In the beginning, let’s begin by explaining what we mean by property development. In simple terms it is the acquisition of real property (property or land) with the aim to increase value through renovation or extending the property to make a positive return on investments. It’s really that simple. But, doing it correctly isn’t always as simple.
While there are many potential benefits to investing in property but it is equally essential to be aware of the negatives and the potential dangers for novice or novice developers. This article will discuss the advantages and disadvantages of property development , and highlight the benefits of working with a reputable company offering property development Sussex…
Pros
1. Potentially high yield on investment
The main benefit of property development is its possibility of generating a substantial return from your investments. However, identifying a development opportunity that will provide the desired amount of returns can be a challenge particularly for new developers.
2. Typically, the length of investment is shorter
Speed is an essential aspect with any property development project and the objective of all developers is to finish the construction and then sell the property in the shortest amount of time in order to guarantee the greatest possible profits and a steady annual return. If you do it correctly property development could yield higher returns than other types of investments, such as bonds and shares.
3. Greater stability
Through time, property has proved to be a much more stable investment , when compared with other options for investment. Despite its ups and downs real estate market generally is generally more stable than other markets, like the market for stocks. This is likely caused by the fact it requires a longer period of time to market (whilst shares can be sold in less than a second) and also the property market is nearly always in high demand.
4. Investment leverage
This means that when you purchase a property you are able to buy more for less. You put your money into the property and the bank lends you the additional money in the form of mortgage. Leverage is a great way to maximize the return on investment as you experience an increase in your income.

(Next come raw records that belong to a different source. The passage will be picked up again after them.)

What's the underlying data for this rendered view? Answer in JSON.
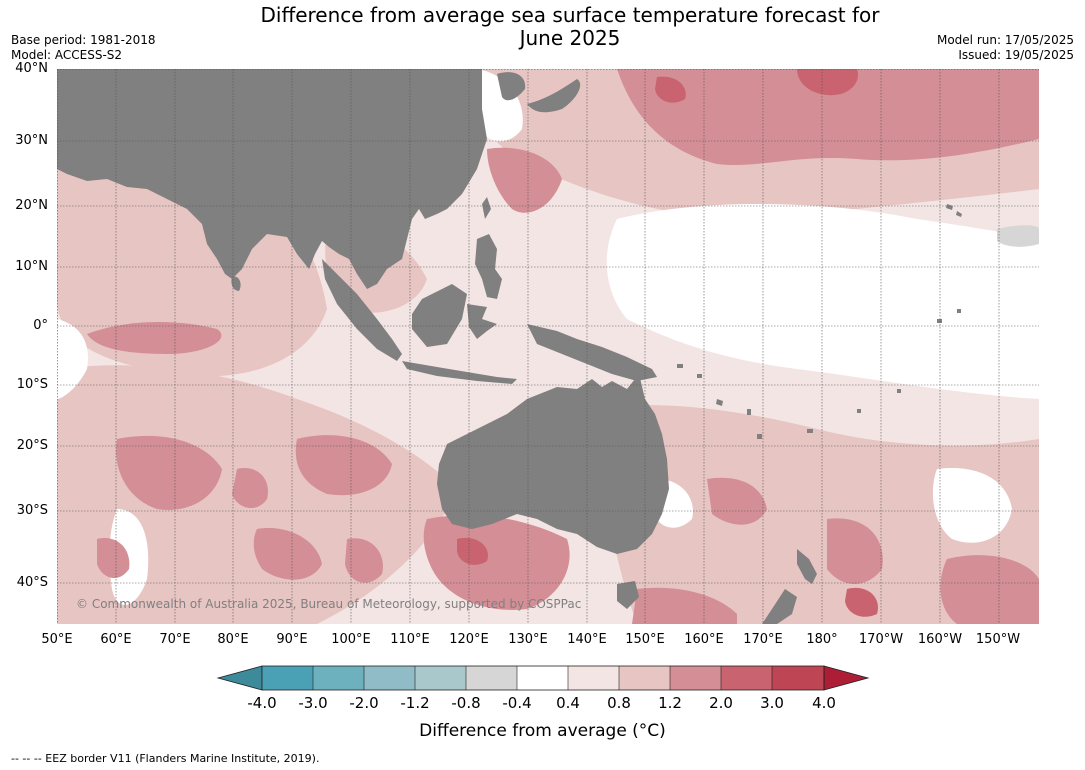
{
  "title": "Difference from average sea surface temperature forecast for",
  "title_line2": "June 2025",
  "base_period": "Base period: 1981-2018",
  "model": "Model: ACCESS-S2",
  "model_run": "Model run: 17/05/2025",
  "issued": "Issued: 19/05/2025",
  "lat_labels": [
    "40°N",
    "30°N",
    "20°N",
    "10°N",
    "0°",
    "10°S",
    "20°S",
    "30°S",
    "40°S"
  ],
  "lon_labels": [
    "50°E",
    "60°E",
    "70°E",
    "80°E",
    "90°E",
    "100°E",
    "110°E",
    "120°E",
    "130°E",
    "140°E",
    "150°E",
    "160°E",
    "170°E",
    "180°",
    "170°W",
    "160°W",
    "150°W"
  ],
  "copyright": "© Commonwealth of Australia 2025, Bureau of Meteorology, supported by COSPPac",
  "colorbar": {
    "ticks": [
      "-4.0",
      "-3.0",
      "-2.0",
      "-1.2",
      "-0.8",
      "-0.4",
      "0.4",
      "0.8",
      "1.2",
      "2.0",
      "3.0",
      "4.0"
    ],
    "colors": [
      "#3d8a9a",
      "#4aa0b4",
      "#6db0be",
      "#8fbcc6",
      "#a8c8cc",
      "#d6d6d6",
      "#ffffff",
      "#f3e5e4",
      "#e7c5c3",
      "#d48e96",
      "#c8636f",
      "#bd4554",
      "#ad1e36"
    ],
    "label": "Difference from average (°C)"
  },
  "footer": "--  --  -- EEZ border V11 (Flanders Marine Institute, 2019).",
  "colors": {
    "land": "#808080",
    "ocean_base": "#f3e5e4",
    "ocean_warm_light": "#e7c5c3",
    "ocean_warm_med": "#d48e96",
    "ocean_warm_strong": "#c8636f",
    "ocean_neutral": "#ffffff",
    "ocean_cool": "#d6d6d6"
  }
}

Banks loan much more to borrowers purchasing property also indicates the safety of investing in real estate. Banks have a higher confidence when lending mortgages to buy property than they do in lending to other markets.
But, many first-time property developers are unable to obtain another mortgage when they already have an existing mortgage on their home, or their deposit is not generating an adequate loan-to- value ratio to guarantee the investment property they want.
Cons
1. It’s not particularly fluid.
If you’re looking to get quick access to your money however, property development might not be the right choice for you. This is because unlike buying shares it is not possible to sell the property in a flash. Development of a property could be a lengthy process that can take months. Then there’s the time required to sell the property. Only after the property is been sold, will you be able to have access to your funds.

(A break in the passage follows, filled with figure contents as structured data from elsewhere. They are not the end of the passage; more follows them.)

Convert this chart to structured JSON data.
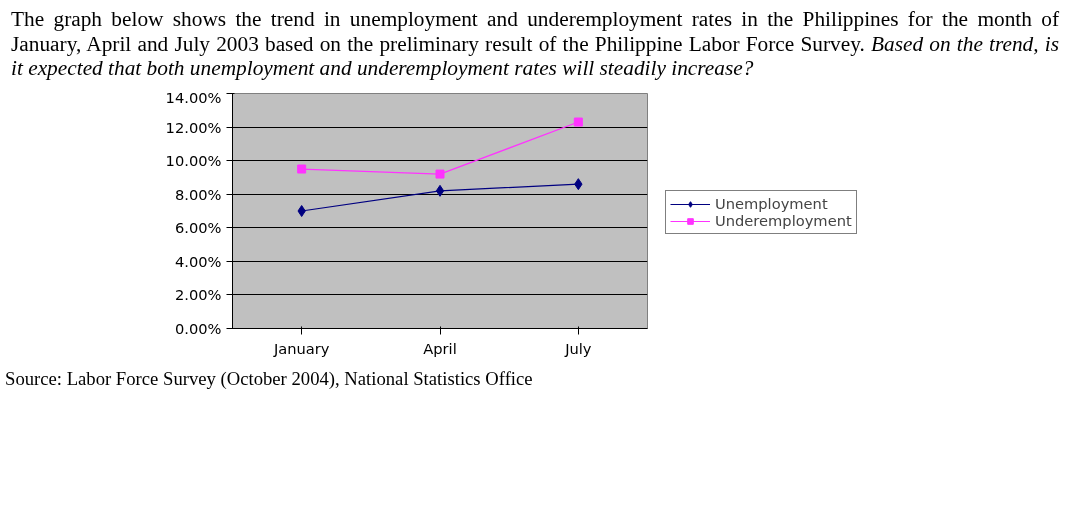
{
  "chart_data": {
    "type": "line",
    "title": "The graph below shows the trend in unemployment  and underemployment rates  in the Philippines for the month of January, April and July   2003 based on the preliminary result of the Philippine Labor Force Survey.",
    "subtitle": "Based on the trend, is it expected that both unemployment and underemployment rates will steadily increase?",
    "categories": [
      "January",
      "April",
      "July"
    ],
    "series": [
      {
        "name": "Unemployment",
        "color": "#000080",
        "marker": "diamond",
        "values": [
          7.0,
          8.2,
          8.6
        ]
      },
      {
        "name": "Underemployment",
        "color": "#ff33ff",
        "marker": "square",
        "values": [
          9.5,
          9.2,
          12.3
        ]
      }
    ],
    "ylim": [
      0,
      14
    ],
    "yticks": [
      {
        "value": 0,
        "label": "0.00%"
      },
      {
        "value": 2,
        "label": "2.00%"
      },
      {
        "value": 4,
        "label": "4.00%"
      },
      {
        "value": 6,
        "label": "6.00%"
      },
      {
        "value": 8,
        "label": "8.00%"
      },
      {
        "value": 10,
        "label": "10.00%"
      },
      {
        "value": 12,
        "label": "12.00%"
      },
      {
        "value": 14,
        "label": "14.00%"
      }
    ],
    "grid": "y",
    "legend": "right",
    "annotations": [
      "Source: Labor Force Survey (October 2004), National Statistics Office"
    ]
  }
}
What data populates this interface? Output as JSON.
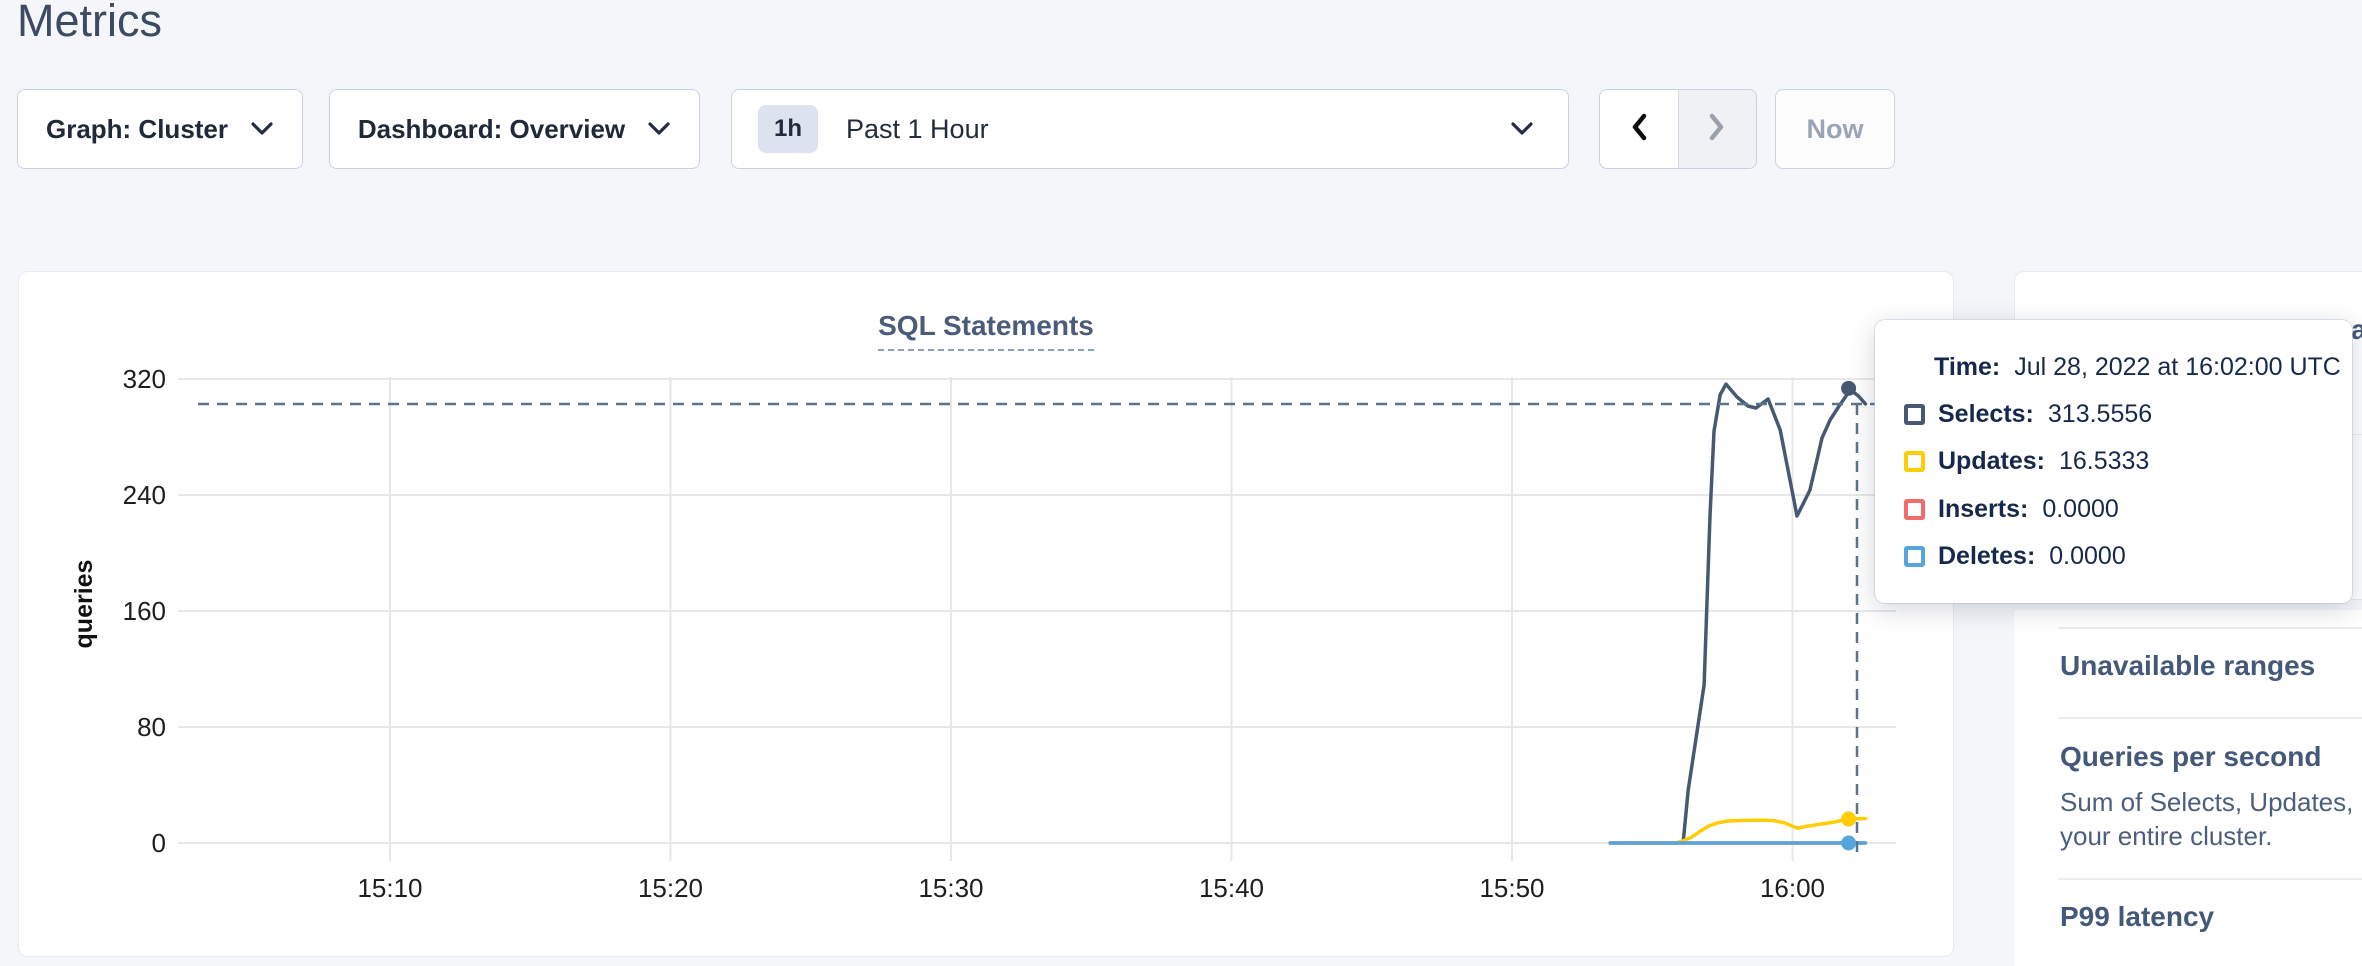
{
  "page": {
    "title": "Metrics"
  },
  "controls": {
    "graph_dropdown": {
      "label": "Graph: Cluster"
    },
    "dashboard_dropdown": {
      "label": "Dashboard: Overview"
    },
    "time_range": {
      "badge": "1h",
      "label": "Past 1 Hour"
    },
    "now_button_label": "Now"
  },
  "chart_card": {
    "title": "SQL Statements"
  },
  "tooltip": {
    "time_label": "Time:",
    "time_value": "Jul 28, 2022 at 16:02:00 UTC",
    "rows": [
      {
        "label": "Selects:",
        "value": "313.5556",
        "color": "#475972"
      },
      {
        "label": "Updates:",
        "value": "16.5333",
        "color": "#ffcd02"
      },
      {
        "label": "Inserts:",
        "value": "0.0000",
        "color": "#f16d6b"
      },
      {
        "label": "Deletes:",
        "value": "0.0000",
        "color": "#56a5dc"
      }
    ]
  },
  "sidebar": {
    "clipped_title_fragment": "a",
    "sections": [
      {
        "heading": "Unavailable ranges"
      },
      {
        "heading": "Queries per second",
        "desc_lines": [
          "Sum of Selects, Updates, Inser",
          "your entire cluster."
        ]
      },
      {
        "heading": "P99 latency"
      }
    ]
  },
  "chart_data": {
    "type": "line",
    "title": "SQL Statements",
    "ylabel": "queries",
    "x_tick_labels": [
      "15:10",
      "15:20",
      "15:30",
      "15:40",
      "15:50",
      "16:00"
    ],
    "x_ticks_min": [
      10,
      20,
      30,
      40,
      50,
      60
    ],
    "y_ticks": [
      0,
      80,
      160,
      240,
      320
    ],
    "ylim": [
      0,
      320
    ],
    "xlim_min": [
      3,
      63
    ],
    "grid": true,
    "legend_position": "tooltip-only",
    "series": [
      {
        "name": "Selects",
        "color": "#475972",
        "points": [
          [
            56.1,
            0
          ],
          [
            56.28,
            36.5
          ],
          [
            56.85,
            109
          ],
          [
            57.06,
            225.5
          ],
          [
            57.2,
            284
          ],
          [
            57.42,
            309
          ],
          [
            57.63,
            316.5
          ],
          [
            58.02,
            307.6
          ],
          [
            58.41,
            301.4
          ],
          [
            58.7,
            300
          ],
          [
            59.13,
            306.2
          ],
          [
            59.56,
            284.8
          ],
          [
            59.91,
            250.3
          ],
          [
            60.16,
            225.5
          ],
          [
            60.45,
            236.6
          ],
          [
            60.62,
            243.4
          ],
          [
            60.87,
            264.1
          ],
          [
            61.05,
            279.3
          ],
          [
            61.34,
            291.7
          ],
          [
            61.66,
            301.4
          ],
          [
            61.91,
            308.3
          ],
          [
            62.0,
            313.5556
          ],
          [
            62.35,
            308.3
          ],
          [
            62.6,
            302.8
          ]
        ]
      },
      {
        "name": "Updates",
        "color": "#ffcd02",
        "points": [
          [
            53.5,
            0
          ],
          [
            55.85,
            0
          ],
          [
            56.1,
            1.5
          ],
          [
            56.4,
            4
          ],
          [
            56.7,
            8
          ],
          [
            57.0,
            11.5
          ],
          [
            57.3,
            13.8
          ],
          [
            57.7,
            15.2
          ],
          [
            58.2,
            15.5
          ],
          [
            58.8,
            15.8
          ],
          [
            59.3,
            15.5
          ],
          [
            59.7,
            14
          ],
          [
            60.0,
            11.5
          ],
          [
            60.16,
            10.3
          ],
          [
            60.5,
            11.5
          ],
          [
            61.0,
            13
          ],
          [
            61.5,
            14.5
          ],
          [
            62.0,
            16.5333
          ],
          [
            62.6,
            16.9
          ]
        ]
      },
      {
        "name": "Inserts",
        "color": "#f16d6b",
        "points": [
          [
            53.5,
            0
          ],
          [
            62.6,
            0
          ]
        ]
      },
      {
        "name": "Deletes",
        "color": "#56a5dc",
        "points": [
          [
            53.5,
            0
          ],
          [
            62.6,
            0
          ]
        ]
      }
    ],
    "hover": {
      "t": 62,
      "time": "Jul 28, 2022 at 16:02:00 UTC",
      "values": {
        "Selects": 313.5556,
        "Updates": 16.5333,
        "Inserts": 0.0,
        "Deletes": 0.0
      }
    }
  }
}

2. Setbacks and unexpected issues
In the absence of expert guidance and advice property developers frequently face unexpected problems that increase the construction and development costs of their projects. The increase in cost will directly affect the investment return and, if the cost is significantly higher than the budgeted amount and even cause an expense.

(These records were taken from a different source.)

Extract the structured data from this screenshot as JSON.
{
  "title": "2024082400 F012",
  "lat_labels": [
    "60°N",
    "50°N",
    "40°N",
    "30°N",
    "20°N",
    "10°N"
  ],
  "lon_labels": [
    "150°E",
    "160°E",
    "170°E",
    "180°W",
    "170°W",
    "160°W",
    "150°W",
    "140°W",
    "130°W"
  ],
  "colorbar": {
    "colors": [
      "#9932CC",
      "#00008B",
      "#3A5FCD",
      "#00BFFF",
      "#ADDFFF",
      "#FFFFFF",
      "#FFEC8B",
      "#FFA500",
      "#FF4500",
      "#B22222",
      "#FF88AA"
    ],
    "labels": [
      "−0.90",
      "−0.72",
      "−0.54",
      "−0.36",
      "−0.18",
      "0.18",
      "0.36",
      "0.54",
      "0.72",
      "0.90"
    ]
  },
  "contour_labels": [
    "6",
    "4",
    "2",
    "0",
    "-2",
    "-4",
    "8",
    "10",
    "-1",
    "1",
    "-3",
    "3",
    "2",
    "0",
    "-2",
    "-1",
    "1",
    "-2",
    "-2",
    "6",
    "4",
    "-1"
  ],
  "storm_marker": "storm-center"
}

3. The project is delayed due to delays in its completion
In the process of completing a project for development, it’s crucial to meticulously (and realistically) determine the amount of time the period it’s likely to sell. The longer the property sits available for sale and the longer it is, the more you’ll be making in financing or mortgage payments which will result in a decrease in profits and decreasing annual return.
4. Barriers to entry
A lot of first-time developers do not consider the expenses associated with buying and selling an investment property. Recently, changes made to the stamp tax on second-home ownership mean that if you buy an investment property while you have your own property, you could face massive stamp duty charges. All of this should be taken into consideration when calculating your costs.
Final Word
Like any other financial venture it’s essential to set your goals prior to deciding whether or not to invest. A property investment could be an excellent way to increase your portfolio, but like any other type of investments, it’s essential to investigate and seek advice from a professional when you’re not sure about an aspect of your investment.